Going into the 2010 season, there weren't too many things national pundits were high on for the Dawgs. A litany of off-the-field fiascos, a redshirt freshman quarterback, and Todd Grantham's new defensive scheme left many wondering what might go well for the Red and Black this year. There was one thing no one wondered about, however-our stud wide out, AJ Green.
That is, no one wondered about him until mysterious rumblings of a soirée in Miami, wherein multiple high profile college footballers fraternized with pro agents, emerged. A subsequent witch-hunt turned up nothing more than a trifling infraction now notorious for the excessive punishment it incurred. And here we are now: our stud, our one sure thing has been yanked from us by a draconian overlord.
But all is not lost, my fellow Dawgs. This might, as it so often does, rally the troops. College football teams love any reason to assume an "Us Against the World" mentality, to circle the wagons, so to speak. If off-season flack has failed to do so, this latest setback certainly will. It must, if we are to have anything resembling a successful season. And yet still, there is a highly volatile aspect being overlooked in this conundrum.
Aaron Murray will be forced to walk before he can crawl. It's sink or swim, and the kid is being thrown into the pool without "floaties". Without AJ Green, options 2-5 for the young quarterback become essential. Green is the type of player who can salvage a broken play or pull off a dazzling catch in double coverage; he is the type of player so many inexperienced quarterbacks have come to use as a crutch.
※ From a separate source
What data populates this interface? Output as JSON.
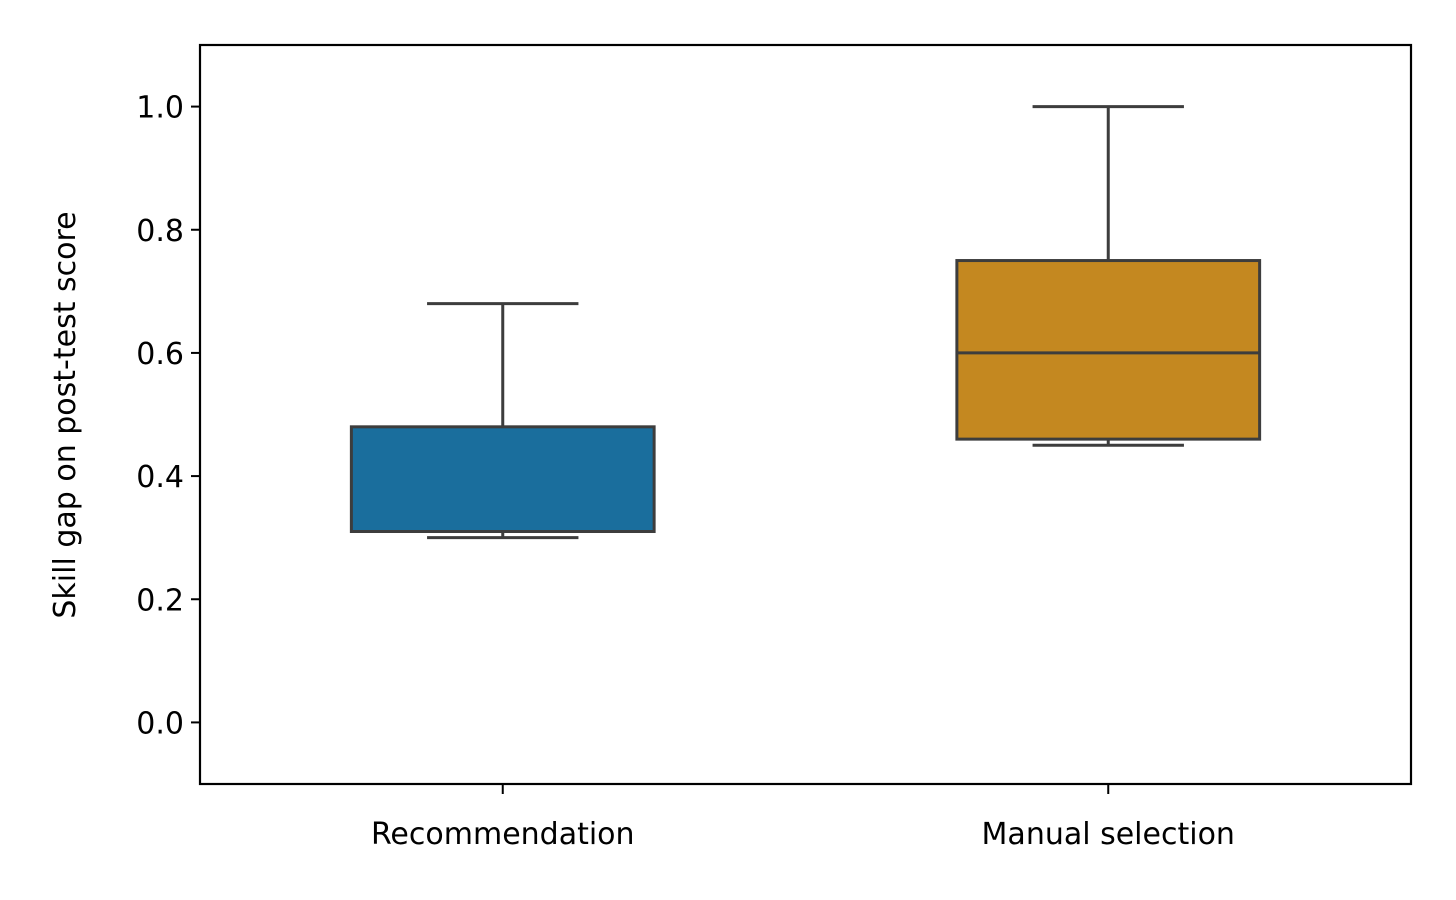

In the early stages of his SEC career, it might have been commonplace for Murray to stare down Green for five seconds before heaving a predictable ball to the All-American. Green is one of a few transcendent wide receivers in the past decade--Calvin Johnson at Tech and Larry Fitzgerald at Pitt come to mind--who can snag anything within arm's reach. But with that type of playmaker confined to the sidelines, Murray must come to rely on his checkdowns, his second and third options. With Washaun Ealey and Caleb King now the focal point of the offense (if they already weren't), they will become the fixation of every defense heretofore faced. As such, Murray's play-action must be refined to the point of unfairness, like David Greene's. But most importantly, he must avoid the bane of all young quarterbacks: staring down your receivers. With a ball-vacuum like Green, such lapses can be salvaged.
The gang of Tavarres King, Kris Durham, and Logan Gray are talented, to be sure, but something in me doesn't believe they have the variables to make a first-year quarterback's life any easier. AJ Green did, but he'll be watching the next three contests (two against ranked SEC foes) from the sidelines. If it turns out Aaron Murray can swim without his "floaties", it will be a wonderful talisman for the next few years of the Georgia Bulldogs football program.